During the economic downturn of the past few years, charitable donations have decreased dramatically across the nonprofit sector, with some leaders predicting it will it take charities six years to return to where they were financially in 2007. Further reductions in these donations will reduce nonprofits’ ability to serve the individuals and families who rely on them for job training and other critical community-based services.
With one month remaining in the 2011 tax year, Goodwill® is empowering donors like you to make informed decisions about where you donate, and urging Congress to protect charitable giving incentives that ensure you continue to receive a deduction for your contributions.
Know Your Donation Bin
A proliferation of donation bins in convenient locations can make it difficult for donors like you to discern which charities are legitimate and which are actually for-profit entities or fraudulent charities trying to dupe them.

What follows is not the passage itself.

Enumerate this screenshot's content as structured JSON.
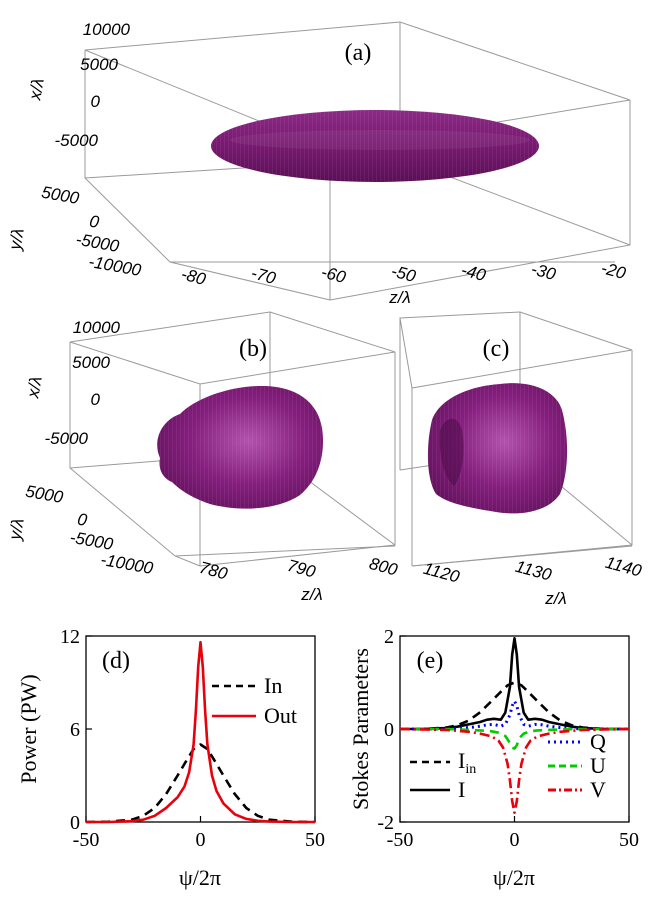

There are currently 21 states and a handful of counties and municipalities with ordinances pertaining to unattended donation bins – those drop boxes that you often see in parking lots. The most common component of those laws is a disclosure label which is required to be placed on the bin noting the mission of the organization, contact information for the organization, and whether the organization is for-profit, a nonprofit, or a for-profit company collecting donations on behalf of another agency.
It is up to you the donor to be educated about the organizations to which you give. You can check to see if the organization is a registered charity in the state by confirming with the state attorney general or secretary of state’s office. Additional information such as how much of their revenue goes to overhead and administrative costs can be found with a charity-rating agency such as Charity Navigator or GuideStar, or online resources such as GreatNonprofits or Philanthropedia.
Charitable Deductions Drive Mission Services at Goodwill
Receiving a tax deduction in return for donating is a powerful incentive for Goodwill’s 74 million donors. The majority of Goodwill’s revenue is generated by selling these donors’ contributions of clothes and household items at Goodwill retail stores and online. Eighty-four percent of collective revenues raised go directly toward supporting and growing critical community-based job-training programs and services.
Ensuring donors continue to receive deductions for their charitable contributions of clothing and other goods is vital to the work of Goodwill, as the ability to create jobs and provide services depends on those contributions. Congress and the Obama administration are considering making changes to the tax code which could affect charitable giving to the detriment of our nation’s nonprofits. Goodwill has urged Congress to support the charitable deduction and federal supports in order to strengthen the lives of people we serve.